您的位置：首页 > 其它

netty源码解析(4.0)-28 ByteBuf内存池:PooledByteBufAllocator-把一切组装起来

2019-11-12 14:15 441 查看

　　PooledByteBufAllocator负责初始化PoolArena(PA)和PoolThreadCache(PTC)。它提供了一系列的接口，用来创建使用堆内存或直接内存的PooledByteBuf对象，这些接口只是一张皮，内部完全使用了PA和PTC的能力。初始化过程分两个步骤，首先初始化一系列的默认参数，然后初始化PTC对象和PA数组。

默认参数和它们的值

　　DEFAULT_PAGE_SIZE: PoolChunk中的page的大小-pageSize, 使用-Dio.netty.allocator.pageSize设置, 默认值:8192。

　　DEFAULT_MAX_ORDER: PoolChunk中二叉树的高度: maxOrder, 使用-Dio.netty.allocator.maxOrder设置，默认值:11。

　　DEFAULT_NUM_HEAP_ARENA: 使用堆内存的PA数组的长度，使用-Dio.netty.allocator.numHeapArenas设置，默认值: CPU核心数 * 2。

　　DEFAULT_NUM_DIRECT_ARENA: 使用直接内存的PA数组的长度，使用-Dio.netty.allocator.numHeapArenas设置，默认值: CPU核心数 * 2。

　　DEFAULT_TINY_CACHE_SIZE: PTC对象中每个用来缓存Tiny内存的MemoryRegionCache对象中queue的长度，使用-Dio.netty.allocator.tinyCacheSize设置，默认值:512。

　　DEFAULT_SMALL_CACHE_SIZE: PTC对象中每个用来缓存Small内存的MemoryRegionCache对象中queue的长度，使用-Dio.netty.allocator.smallCacheSize设置，默认值:256。

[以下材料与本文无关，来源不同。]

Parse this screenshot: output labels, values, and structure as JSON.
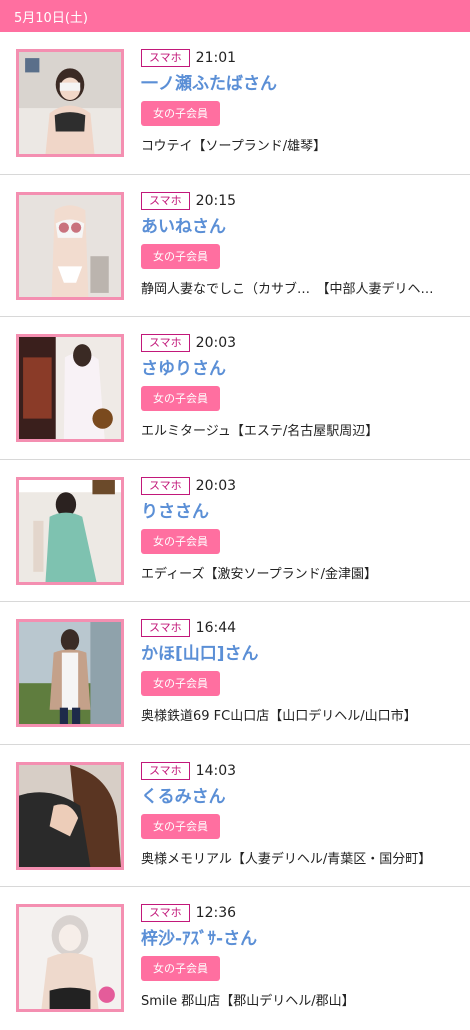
{
  "header": {
    "date": "5月10日(土)"
  },
  "colors": {
    "accent": "#ff6fa0",
    "badge_border": "#c2187a",
    "name": "#5b8fd6",
    "thumb_border": "#f48fb1"
  },
  "items": [
    {
      "device": "スマホ",
      "time": "21:01",
      "name": "一ノ瀬ふたばさん",
      "member": "女の子会員",
      "shop": "コウテイ【ソープランド/雄琴】",
      "thumb_icon": "photo-thumbnail"
    },
    {
      "device": "スマホ",
      "time": "20:15",
      "name": "あいねさん",
      "member": "女の子会員",
      "shop": "静岡人妻なでしこ（カサブ…　【中部人妻デリヘ…",
      "thumb_icon": "photo-thumbnail"
    },
    {
      "device": "スマホ",
      "time": "20:03",
      "name": "さゆりさん",
      "member": "女の子会員",
      "shop": "エルミタージュ【エステ/名古屋駅周辺】",
      "thumb_icon": "photo-thumbnail"
    },
    {
      "device": "スマホ",
      "time": "20:03",
      "name": "りささん",
      "member": "女の子会員",
      "shop": "エディーズ【激安ソープランド/金津園】",
      "thumb_icon": "photo-thumbnail"
    },
    {
      "device": "スマホ",
      "time": "16:44",
      "name": "かほ[山口]さん",
      "member": "女の子会員",
      "shop": "奥様鉄道69 FC山口店【山口デリヘル/山口市】",
      "thumb_icon": "photo-thumbnail"
    },
    {
      "device": "スマホ",
      "time": "14:03",
      "name": "くるみさん",
      "member": "女の子会員",
      "shop": "奥様メモリアル【人妻デリヘル/青葉区・国分町】",
      "thumb_icon": "photo-thumbnail"
    },
    {
      "device": "スマホ",
      "time": "12:36",
      "name": "梓沙-ｱｽﾞｻ-さん",
      "member": "女の子会員",
      "shop": "Smile 郡山店【郡山デリヘル/郡山】",
      "thumb_icon": "photo-thumbnail"
    }
  ]
}
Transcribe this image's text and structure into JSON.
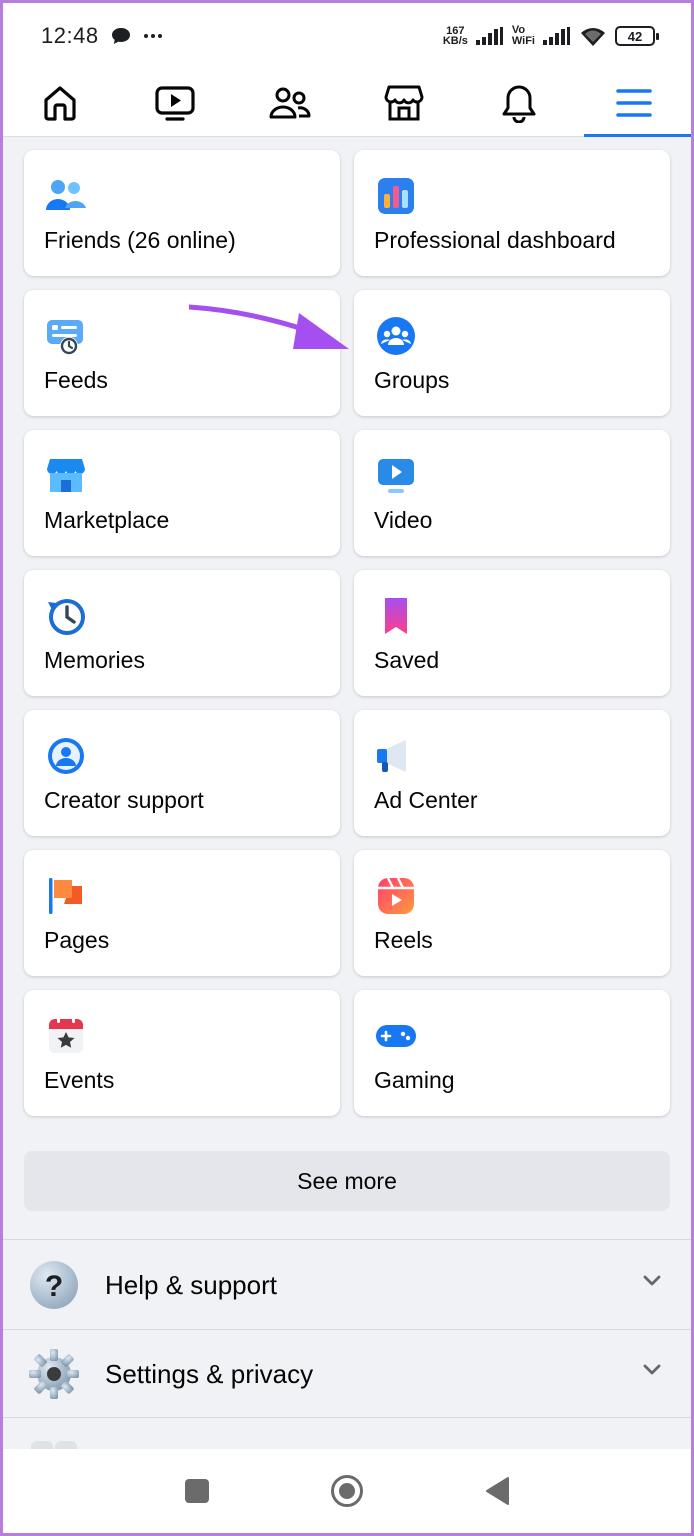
{
  "status_bar": {
    "time": "12:48",
    "speed_value": "167",
    "speed_unit": "KB/s",
    "vo": "Vo",
    "wifi_text": "WiFi",
    "battery": "42"
  },
  "nav": {
    "items": [
      "home-icon",
      "video-icon",
      "friends-icon",
      "marketplace-icon",
      "notifications-icon",
      "menu-icon"
    ],
    "active_color": "#1877f2"
  },
  "shortcuts": [
    {
      "label": "Friends (26 online)",
      "icon": "friends-icon"
    },
    {
      "label": "Professional dashboard",
      "icon": "dashboard-icon"
    },
    {
      "label": "Feeds",
      "icon": "feeds-icon"
    },
    {
      "label": "Groups",
      "icon": "groups-icon"
    },
    {
      "label": "Marketplace",
      "icon": "marketplace-icon"
    },
    {
      "label": "Video",
      "icon": "video-icon"
    },
    {
      "label": "Memories",
      "icon": "memories-icon"
    },
    {
      "label": "Saved",
      "icon": "saved-icon"
    },
    {
      "label": "Creator support",
      "icon": "creator-support-icon"
    },
    {
      "label": "Ad Center",
      "icon": "ad-center-icon"
    },
    {
      "label": "Pages",
      "icon": "pages-icon"
    },
    {
      "label": "Reels",
      "icon": "reels-icon"
    },
    {
      "label": "Events",
      "icon": "events-icon"
    },
    {
      "label": "Gaming",
      "icon": "gaming-icon"
    }
  ],
  "see_more": "See more",
  "sections": {
    "help": "Help & support",
    "settings": "Settings & privacy"
  },
  "colors": {
    "brand_blue": "#1877f2",
    "annotation_arrow": "#a64ff0",
    "background": "#f0f2f5"
  }
}
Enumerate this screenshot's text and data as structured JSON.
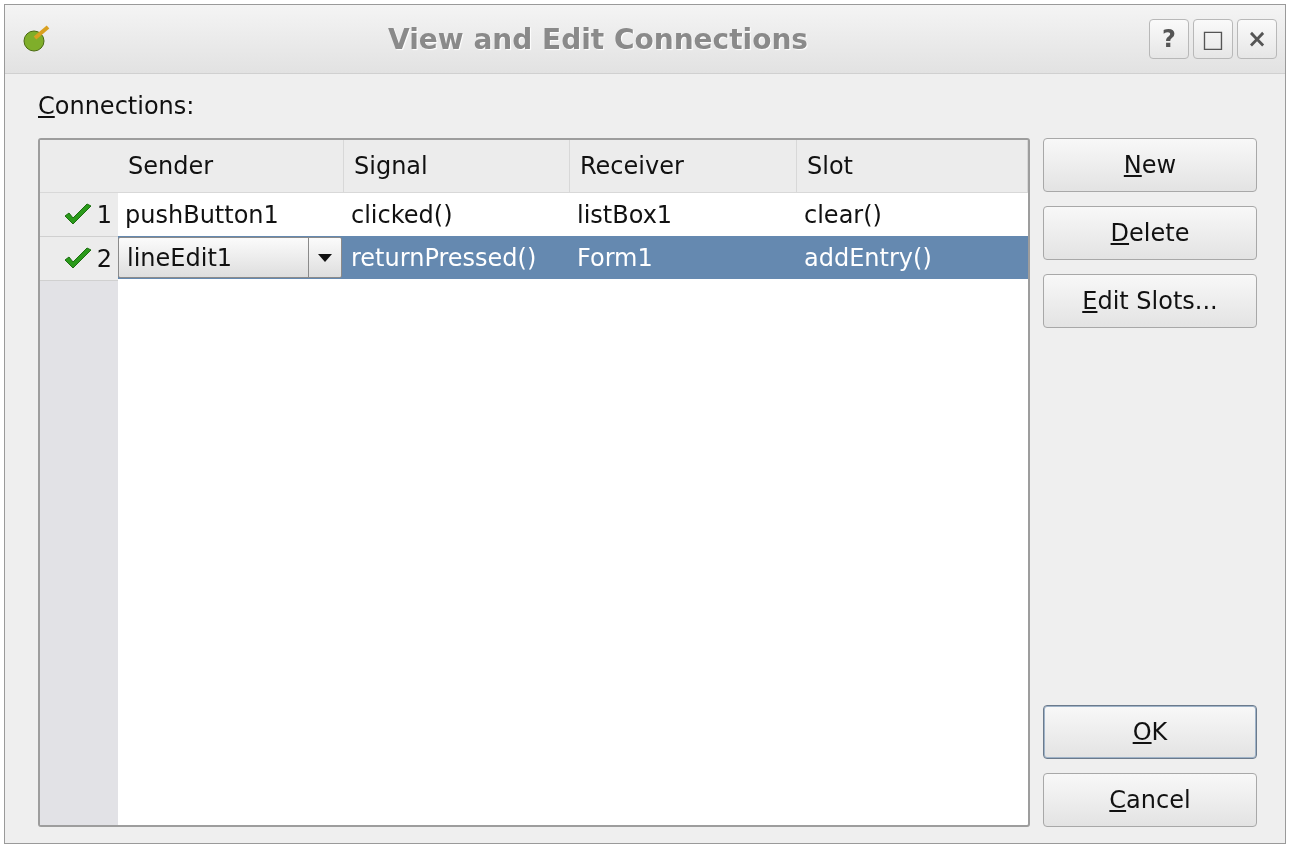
{
  "window": {
    "title": "View and Edit Connections",
    "controls": [
      "?",
      "□",
      "×"
    ]
  },
  "label": "Connections:",
  "table": {
    "columns": [
      "Sender",
      "Signal",
      "Receiver",
      "Slot"
    ],
    "rows": [
      {
        "number": "1",
        "valid": true,
        "selected": false,
        "editing": false,
        "cells": [
          "pushButton1",
          "clicked()",
          "listBox1",
          "clear()"
        ]
      },
      {
        "number": "2",
        "valid": true,
        "selected": true,
        "editing": true,
        "cells": [
          "lineEdit1",
          "returnPressed()",
          "Form1",
          "addEntry()"
        ]
      }
    ]
  },
  "actions": [
    {
      "label": "New",
      "default": false
    },
    {
      "label": "Delete",
      "default": false
    },
    {
      "label": "Edit Slots...",
      "default": false
    }
  ],
  "dialog_buttons": [
    {
      "label": "OK",
      "default": true
    },
    {
      "label": "Cancel",
      "default": false
    }
  ]
}
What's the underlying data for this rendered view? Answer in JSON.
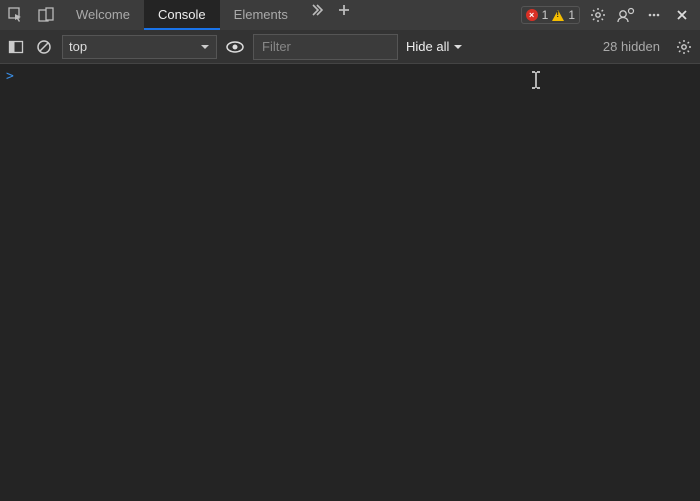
{
  "tabs": {
    "welcome": "Welcome",
    "console": "Console",
    "elements": "Elements"
  },
  "badges": {
    "errors": "1",
    "warnings": "1"
  },
  "toolbar": {
    "context": "top",
    "filter_placeholder": "Filter",
    "level": "Hide all",
    "hidden_count": "28 hidden"
  },
  "console": {
    "prompt": ">"
  }
}
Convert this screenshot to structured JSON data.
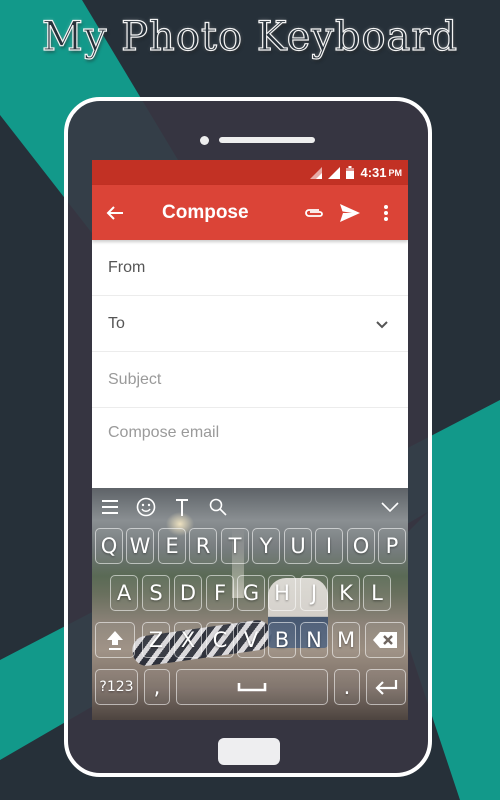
{
  "promo": {
    "title": "My Photo Keyboard",
    "colors": {
      "background": "#263039",
      "accent": "#12998a",
      "phone_body": "#373642",
      "phone_border": "#ffffff"
    }
  },
  "status_bar": {
    "time": "4:31",
    "ampm": "PM",
    "icons": [
      "signal-icon",
      "signal-icon",
      "battery-icon"
    ],
    "color": "#c23124"
  },
  "app_bar": {
    "title": "Compose",
    "back_icon": "arrow-left-icon",
    "actions": [
      "paperclip-icon",
      "send-icon",
      "more-vert-icon"
    ],
    "color": "#db4437"
  },
  "form": {
    "from_label": "From",
    "to_label": "To",
    "subject_placeholder": "Subject",
    "body_placeholder": "Compose email"
  },
  "keyboard": {
    "toolbar": [
      "menu-icon",
      "emoji-icon",
      "text-style-icon",
      "search-icon",
      "collapse-chevron-icon"
    ],
    "row1": [
      "Q",
      "W",
      "E",
      "R",
      "T",
      "Y",
      "U",
      "I",
      "O",
      "P"
    ],
    "row2": [
      "A",
      "S",
      "D",
      "F",
      "G",
      "H",
      "J",
      "K",
      "L"
    ],
    "row3": [
      "Z",
      "X",
      "C",
      "V",
      "B",
      "N",
      "M"
    ],
    "shift_icon": "shift-icon",
    "backspace_icon": "backspace-icon",
    "symbols_label": "?123",
    "comma_label": ",",
    "space_icon": "space-icon",
    "period_label": ".",
    "enter_icon": "enter-icon"
  }
}
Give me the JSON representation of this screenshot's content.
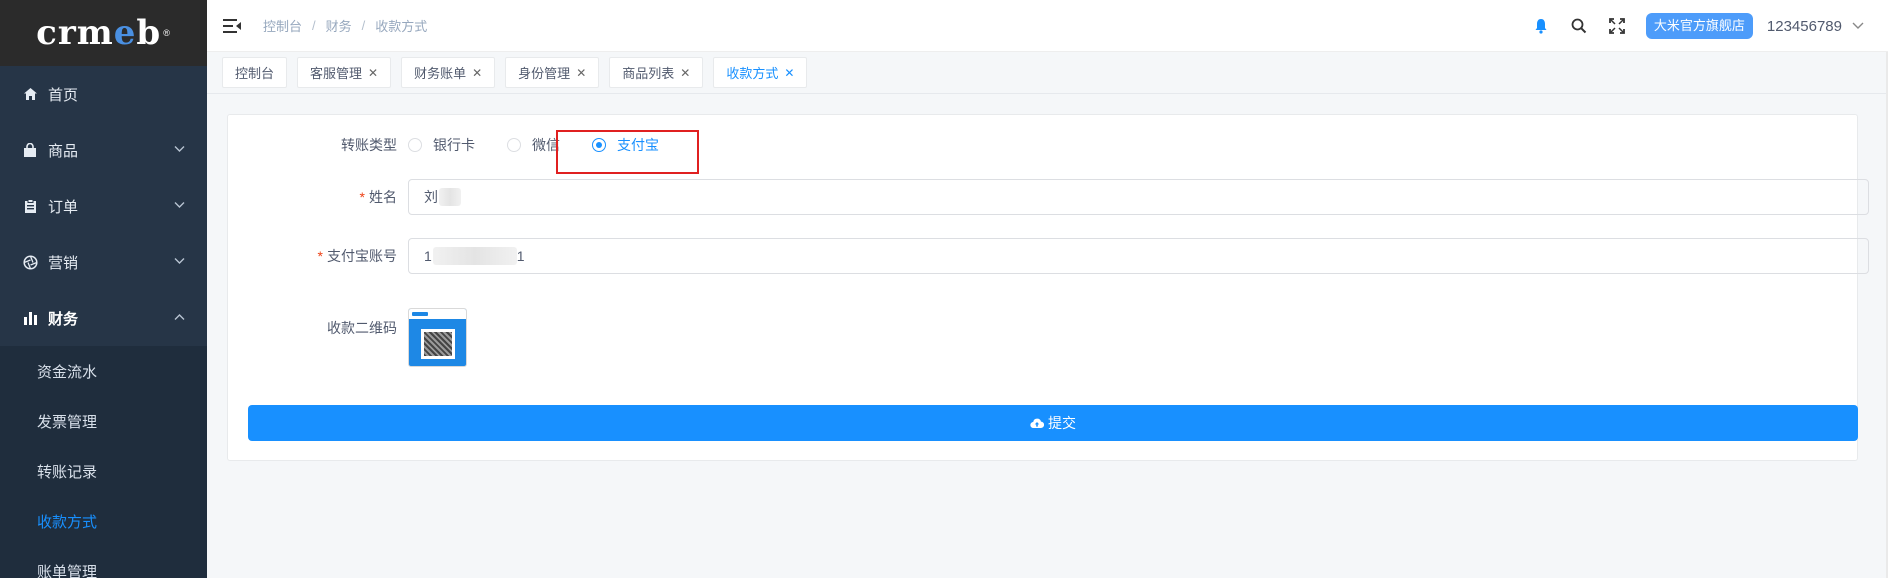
{
  "app": {
    "logo_text_left": "crm",
    "logo_text_blue": "e",
    "logo_text_right": "b",
    "logo_tm": "®"
  },
  "sidebar": {
    "items": [
      {
        "label": "首页",
        "icon": "home-icon",
        "has_arrow": false
      },
      {
        "label": "商品",
        "icon": "bag-icon",
        "has_arrow": true
      },
      {
        "label": "订单",
        "icon": "clipboard-icon",
        "has_arrow": true
      },
      {
        "label": "营销",
        "icon": "aperture-icon",
        "has_arrow": true
      },
      {
        "label": "财务",
        "icon": "bar-chart-icon",
        "has_arrow": true,
        "open": true
      }
    ],
    "sub_items": [
      {
        "label": "资金流水",
        "active": false
      },
      {
        "label": "发票管理",
        "active": false
      },
      {
        "label": "转账记录",
        "active": false
      },
      {
        "label": "收款方式",
        "active": true
      },
      {
        "label": "账单管理",
        "active": false
      }
    ]
  },
  "header": {
    "breadcrumb": [
      "控制台",
      "财务",
      "收款方式"
    ],
    "store_label": "大米官方旗舰店",
    "username": "123456789"
  },
  "tags": [
    {
      "label": "控制台",
      "closable": false,
      "active": false
    },
    {
      "label": "客服管理",
      "closable": true,
      "active": false
    },
    {
      "label": "财务账单",
      "closable": true,
      "active": false
    },
    {
      "label": "身份管理",
      "closable": true,
      "active": false
    },
    {
      "label": "商品列表",
      "closable": true,
      "active": false
    },
    {
      "label": "收款方式",
      "closable": true,
      "active": true
    }
  ],
  "form": {
    "transfer_type_label": "转账类型",
    "transfer_options": [
      "银行卡",
      "微信",
      "支付宝"
    ],
    "selected_option": "支付宝",
    "name_label": "姓名",
    "name_value_visible": "刘",
    "account_label": "支付宝账号",
    "account_value_start": "1",
    "account_value_end": "1",
    "qr_label": "收款二维码",
    "submit_label": "提交"
  },
  "colors": {
    "primary": "#1890ff",
    "sidebar_bg": "#263547",
    "highlight_border": "#e02020",
    "store_btn": "#4d9cfa"
  }
}
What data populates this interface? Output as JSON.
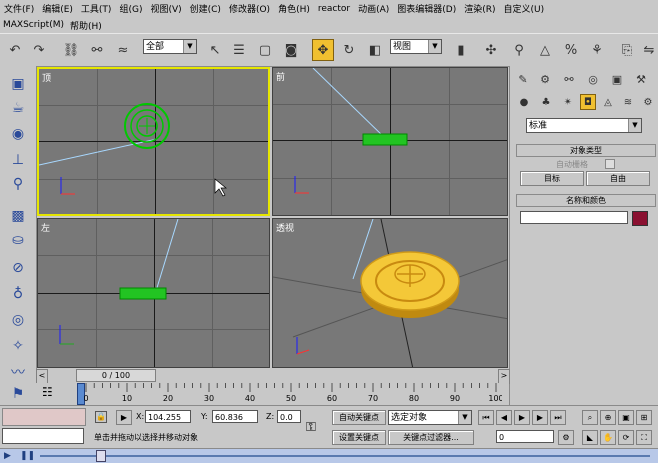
{
  "menu": {
    "items": [
      "文件(F)",
      "编辑(E)",
      "工具(T)",
      "组(G)",
      "视图(V)",
      "创建(C)",
      "修改器(O)",
      "角色(H)",
      "reactor",
      "动画(A)",
      "图表编辑器(D)",
      "渲染(R)",
      "自定义(U)"
    ],
    "row2": [
      "MAXScript(M)",
      "帮助(H)"
    ]
  },
  "toolbar": {
    "selection_filter": "全部",
    "coord_system": "视图",
    "active_tool": "move-icon"
  },
  "viewports": {
    "top": "顶",
    "front": "前",
    "left": "左",
    "perspective": "透视"
  },
  "command_panel": {
    "category_dropdown": "标准",
    "object_type_header": "对象类型",
    "autogrid_label": "自动栅格",
    "target_button": "目标",
    "free_button": "自由",
    "name_color_header": "名称和颜色",
    "object_color": "#8a1030"
  },
  "timeline": {
    "frame_display": "0 / 100",
    "ticks": [
      "0",
      "10",
      "20",
      "30",
      "40",
      "50",
      "60",
      "70",
      "80",
      "90",
      "100"
    ]
  },
  "status": {
    "x_value": "104.255",
    "y_value": "60.836",
    "z_value": "0.0",
    "auto_key": "自动关键点",
    "set_key": "设置关键点",
    "key_mode": "选定对象",
    "key_filters": "关键点过滤器...",
    "frame": "0",
    "prompt": "单击并拖动以选择并移动对象",
    "x_label": "X:",
    "y_label": "Y:",
    "z_label": "Z:"
  },
  "colors": {
    "accent_active": "#e6e600",
    "object_green": "#00c800",
    "coin_gold": "#f0c030"
  }
}
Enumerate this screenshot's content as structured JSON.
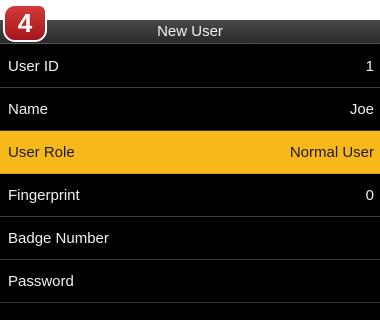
{
  "step_badge": "4",
  "window": {
    "title": "New User"
  },
  "rows": [
    {
      "label": "User ID",
      "value": "1"
    },
    {
      "label": "Name",
      "value": "Joe"
    },
    {
      "label": "User Role",
      "value": "Normal User"
    },
    {
      "label": "Fingerprint",
      "value": "0"
    },
    {
      "label": "Badge Number",
      "value": ""
    },
    {
      "label": "Password",
      "value": ""
    }
  ],
  "selected_row": "User Role",
  "colors": {
    "highlight": "#f7b81a",
    "background": "#000000",
    "badge": "#c4262b"
  }
}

　　DEFAULT_NORMAL_CACHE_SIZE: PTC对象中每个用来缓存Normal内存的MemoryRegionCache对象中queue的长度，使用-Dio.netty.allocator.normalCacheSize设置，默认值:64。

　　DEFAULT_MAX_CACHED_BUFFER_CAPACITY: PTC对象中缓存Normal内存的大小上限。使用-Dio.netty.allocator.maxCachedBufferCapacity设置，默认值32 * 1024。

　　DEFAULT_CACHE_TRIM_INTERVAL: PTC对象中释放缓存的内存阈值。当PTC分配内存次数大于这个值时会释放缓存的内存。使用-Dio.netty.allocator.cacheTrimInterval设置，默认值:8192。

　　DEFAULT_USE_CACHE_FOR_ALL_THREADS: 是否对所有的线程使用缓存。使用-Dio.netty.allocator.useCacheForAllThreads设置，默认值:true。

　　DEFAULT_DIRECT_MEMORY_CACHE_ALIGNMENT: 直接内存的对齐参数，分配直接内存的大小必须是它的整数倍。使用-Dio.netty.allocator.directMemoryCacheAlignment设置，默认值：0, 表示不对齐。

初始化PoolArena数组

　　PooledByteBufAllocator维护了两个数组:

PoolArena<byte[]>[] heapArenas;
PoolArena<ByteBuffer>[] directArenas;

　　heapArenas用来管理堆内存，directArenas用来管理直接内存。这两个数组在构造方法中初始化，构造方法的定义是：

public PooledByteBufAllocator(boolean preferDirect, int nHeapArena, int nDirectArena, int pageSize, int maxOrder,
int tinyCacheSize, int smallCacheSize, int normalCacheSize,
boolean useCacheForAllThreads, int directMemoryCacheAlignment)

　　prefreDirect: 创建PooledByteBuf时，是否优先使用直接内存。

　　nHeapArena: 默认使用DEFAULT_NUM_HEAP_ARENA。

　　nDirectArena: 默认使用DEFAULT_NUM_DIRECT_ARENA。

　　pageSize: 默认使用的DEFAULT_PAGE_SIZE。

　　maxOrder: 默认使用DEFAULT_MAX_ORDER。

　　tinyCacheSize: 默认使用DEFAULT_TINY_CACHE_SIZE。

　　smallCacheSize: 默认使用DEFAULT_SMALL_CACHE_SIZE。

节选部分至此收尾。